By comparison, U.S. GDP last year $12.456 trillion.
( Table B-1 of the 2007 Economic Report of the President.

So the entire U.S. economy of goods and services produced is traded once every two days. Assume a speculator is able to capture as profit one fifth of one percent of that $1,200 trillion a year in derivatives turnover, and that is $2.4 trillion a year. Surely such monstrous numbers are skewing averages and means significantly.

Perhaps it is not easy to get your mind to grasp what an astonishing figure this $1,200 trillion is. If you took just one percent of it, $12.0 trillion, and divided that by the 270 million Americans not in the top ten percent of income, every man, women and child would get over $44,000. Imagine how different the economy would look if every person in the United States had been given an additional $44,000 in income every year over the past few years, instead of this:

The New York Times (Bob Herbert) reported yesterday that the 93 million non-farm production and nonsupervisory workers in the U.S. saw their real earnings go up by $15.4 billion between 2000 and 2006. That's half of the Wall Street bonuses paid by just five firms in 2006.


Personally, I think that $44,000 figure is rather interesting. Because, if the percentage change in wages from 1959 to 1981, when Reagan became President, had held at 5.478% for the past 26 years, average weekly earnings for private industry today would come to $53,802 in annual wages, rather than the $29,473 we now have. Not an exact correlation, but very, very interesting. (These are my own calculations, based on Table B-47. Hours and earnings in private nonagricultural industries, 1959-2006 in the 2007 and 2004 Economic Reports of the President.

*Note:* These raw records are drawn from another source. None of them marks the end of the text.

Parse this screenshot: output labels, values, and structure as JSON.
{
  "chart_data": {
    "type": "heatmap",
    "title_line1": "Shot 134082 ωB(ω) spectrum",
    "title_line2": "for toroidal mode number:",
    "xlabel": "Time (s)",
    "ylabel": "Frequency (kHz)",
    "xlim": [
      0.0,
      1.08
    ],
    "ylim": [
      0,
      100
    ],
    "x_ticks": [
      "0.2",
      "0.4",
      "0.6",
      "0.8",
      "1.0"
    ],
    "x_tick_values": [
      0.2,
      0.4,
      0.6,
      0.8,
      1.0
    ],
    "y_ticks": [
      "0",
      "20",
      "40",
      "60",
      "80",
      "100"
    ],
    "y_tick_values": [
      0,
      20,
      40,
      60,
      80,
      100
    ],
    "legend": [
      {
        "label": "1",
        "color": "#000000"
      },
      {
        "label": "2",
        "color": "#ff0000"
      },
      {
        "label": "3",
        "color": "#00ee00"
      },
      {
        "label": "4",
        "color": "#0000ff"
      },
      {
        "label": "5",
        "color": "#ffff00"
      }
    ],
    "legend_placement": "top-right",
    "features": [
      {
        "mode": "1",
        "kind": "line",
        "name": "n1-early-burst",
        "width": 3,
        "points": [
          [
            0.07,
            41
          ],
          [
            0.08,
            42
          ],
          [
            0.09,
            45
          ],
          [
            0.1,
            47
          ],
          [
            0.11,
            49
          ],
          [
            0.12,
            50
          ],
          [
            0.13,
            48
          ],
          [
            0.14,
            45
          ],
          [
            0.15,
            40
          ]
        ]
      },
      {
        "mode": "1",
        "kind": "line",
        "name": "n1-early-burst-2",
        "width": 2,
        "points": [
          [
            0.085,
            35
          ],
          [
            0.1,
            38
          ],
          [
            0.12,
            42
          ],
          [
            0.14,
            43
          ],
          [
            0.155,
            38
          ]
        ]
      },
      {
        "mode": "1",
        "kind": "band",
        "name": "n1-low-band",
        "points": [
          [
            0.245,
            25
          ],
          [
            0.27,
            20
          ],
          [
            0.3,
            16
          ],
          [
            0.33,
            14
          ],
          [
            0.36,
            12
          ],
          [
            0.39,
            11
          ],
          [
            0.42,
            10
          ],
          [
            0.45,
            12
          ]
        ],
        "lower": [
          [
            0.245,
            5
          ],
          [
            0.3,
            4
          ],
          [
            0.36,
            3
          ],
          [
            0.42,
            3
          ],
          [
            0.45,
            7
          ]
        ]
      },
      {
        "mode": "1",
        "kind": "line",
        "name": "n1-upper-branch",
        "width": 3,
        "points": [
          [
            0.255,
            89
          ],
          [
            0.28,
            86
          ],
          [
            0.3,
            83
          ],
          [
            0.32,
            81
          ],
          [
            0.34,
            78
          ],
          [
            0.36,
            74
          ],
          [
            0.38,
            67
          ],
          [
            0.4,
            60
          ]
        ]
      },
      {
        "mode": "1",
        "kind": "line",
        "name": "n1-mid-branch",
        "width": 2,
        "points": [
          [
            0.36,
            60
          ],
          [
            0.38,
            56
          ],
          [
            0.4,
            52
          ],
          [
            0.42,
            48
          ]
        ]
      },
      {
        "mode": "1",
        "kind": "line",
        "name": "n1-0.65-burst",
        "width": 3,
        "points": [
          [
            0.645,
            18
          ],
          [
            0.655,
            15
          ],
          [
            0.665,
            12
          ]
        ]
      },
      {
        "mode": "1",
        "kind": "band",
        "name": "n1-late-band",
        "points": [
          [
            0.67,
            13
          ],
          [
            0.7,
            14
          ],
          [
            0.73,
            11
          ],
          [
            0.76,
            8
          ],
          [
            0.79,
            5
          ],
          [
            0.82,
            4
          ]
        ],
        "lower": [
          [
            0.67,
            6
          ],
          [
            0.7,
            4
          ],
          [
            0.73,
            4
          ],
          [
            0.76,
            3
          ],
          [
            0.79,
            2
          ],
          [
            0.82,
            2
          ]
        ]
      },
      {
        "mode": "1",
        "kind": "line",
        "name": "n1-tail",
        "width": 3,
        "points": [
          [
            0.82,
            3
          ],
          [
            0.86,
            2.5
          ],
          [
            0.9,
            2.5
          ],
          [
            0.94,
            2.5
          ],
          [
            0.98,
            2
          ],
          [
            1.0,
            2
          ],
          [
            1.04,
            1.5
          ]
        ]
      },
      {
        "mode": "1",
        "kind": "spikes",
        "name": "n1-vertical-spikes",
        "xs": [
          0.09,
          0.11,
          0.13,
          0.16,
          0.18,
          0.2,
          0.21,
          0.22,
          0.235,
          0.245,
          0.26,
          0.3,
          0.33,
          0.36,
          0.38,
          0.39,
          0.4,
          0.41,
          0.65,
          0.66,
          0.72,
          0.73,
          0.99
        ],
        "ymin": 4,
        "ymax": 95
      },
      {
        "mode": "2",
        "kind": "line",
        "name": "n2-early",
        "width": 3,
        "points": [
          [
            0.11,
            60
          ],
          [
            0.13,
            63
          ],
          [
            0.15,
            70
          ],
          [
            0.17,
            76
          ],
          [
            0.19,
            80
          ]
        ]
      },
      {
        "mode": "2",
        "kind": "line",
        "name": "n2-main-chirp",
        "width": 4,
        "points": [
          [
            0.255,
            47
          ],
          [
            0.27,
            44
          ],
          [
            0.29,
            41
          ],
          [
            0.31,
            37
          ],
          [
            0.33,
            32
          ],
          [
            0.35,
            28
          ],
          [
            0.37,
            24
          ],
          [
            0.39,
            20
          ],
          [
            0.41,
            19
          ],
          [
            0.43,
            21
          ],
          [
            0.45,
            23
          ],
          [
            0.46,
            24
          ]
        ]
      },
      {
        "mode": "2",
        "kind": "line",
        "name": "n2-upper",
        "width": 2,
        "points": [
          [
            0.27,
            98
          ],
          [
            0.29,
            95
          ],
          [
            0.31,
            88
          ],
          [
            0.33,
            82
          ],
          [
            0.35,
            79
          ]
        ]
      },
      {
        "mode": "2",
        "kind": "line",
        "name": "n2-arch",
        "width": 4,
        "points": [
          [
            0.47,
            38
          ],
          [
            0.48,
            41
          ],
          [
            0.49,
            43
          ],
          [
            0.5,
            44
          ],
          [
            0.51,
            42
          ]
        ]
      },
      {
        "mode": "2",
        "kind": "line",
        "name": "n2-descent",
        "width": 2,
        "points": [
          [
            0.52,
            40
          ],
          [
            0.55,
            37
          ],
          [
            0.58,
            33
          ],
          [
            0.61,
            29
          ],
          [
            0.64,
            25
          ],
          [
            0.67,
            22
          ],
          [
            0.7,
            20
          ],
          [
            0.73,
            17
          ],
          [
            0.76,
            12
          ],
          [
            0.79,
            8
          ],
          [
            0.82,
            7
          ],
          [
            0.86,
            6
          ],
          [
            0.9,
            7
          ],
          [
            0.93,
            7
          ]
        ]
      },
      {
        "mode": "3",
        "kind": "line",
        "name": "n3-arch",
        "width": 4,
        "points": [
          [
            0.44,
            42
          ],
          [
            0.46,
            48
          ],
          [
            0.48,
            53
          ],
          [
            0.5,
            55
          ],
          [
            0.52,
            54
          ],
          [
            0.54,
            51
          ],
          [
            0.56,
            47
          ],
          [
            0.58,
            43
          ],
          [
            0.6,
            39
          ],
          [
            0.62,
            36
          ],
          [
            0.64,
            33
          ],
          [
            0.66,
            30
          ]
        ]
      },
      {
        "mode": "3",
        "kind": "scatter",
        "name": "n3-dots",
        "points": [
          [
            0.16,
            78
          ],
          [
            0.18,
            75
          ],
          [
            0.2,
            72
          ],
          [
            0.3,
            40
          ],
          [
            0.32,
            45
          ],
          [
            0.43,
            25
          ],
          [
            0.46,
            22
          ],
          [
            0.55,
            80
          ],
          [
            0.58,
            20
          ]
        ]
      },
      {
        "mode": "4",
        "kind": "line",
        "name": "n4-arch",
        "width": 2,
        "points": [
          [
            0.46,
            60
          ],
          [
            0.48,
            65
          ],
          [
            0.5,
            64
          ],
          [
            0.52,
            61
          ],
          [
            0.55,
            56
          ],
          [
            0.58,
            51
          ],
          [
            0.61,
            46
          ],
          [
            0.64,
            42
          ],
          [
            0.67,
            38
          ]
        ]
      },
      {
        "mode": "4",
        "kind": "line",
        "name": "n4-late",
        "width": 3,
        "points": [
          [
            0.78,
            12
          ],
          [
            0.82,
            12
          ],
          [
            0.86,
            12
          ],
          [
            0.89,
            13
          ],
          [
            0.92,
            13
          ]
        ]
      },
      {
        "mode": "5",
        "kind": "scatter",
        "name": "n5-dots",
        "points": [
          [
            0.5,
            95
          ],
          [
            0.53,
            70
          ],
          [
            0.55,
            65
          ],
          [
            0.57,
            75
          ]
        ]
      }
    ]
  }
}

I have multiplied weekly earnings found in the table to arrive at annual earnings.)

Or how about this: There are 45 million kids in the U.S. aged 5 to 15. With one percent of the annual turnover in derivatives, we could build and staff a brand new elementary school for every hundred kids in the US.


For the full post by economist Jared Bernstein and discussion of his post, click on the title above.

2 comments:

Brian said...

Perception and the numbers do not always add up. I remember seeing statistics showing a rising fear of violent crime at the same time the crime rate was plummeting across the nation.

OkieLawyer said...

Brian:

I understand your point, but I think the feeling comes from the increased debt levels and inflation coupled with stagnant wages that accounts for people feeling like they are feeling behind (and they are).

Thanks for stopping by.

By the way, Brian's blog is An Audience of One. Go speak to the Audience.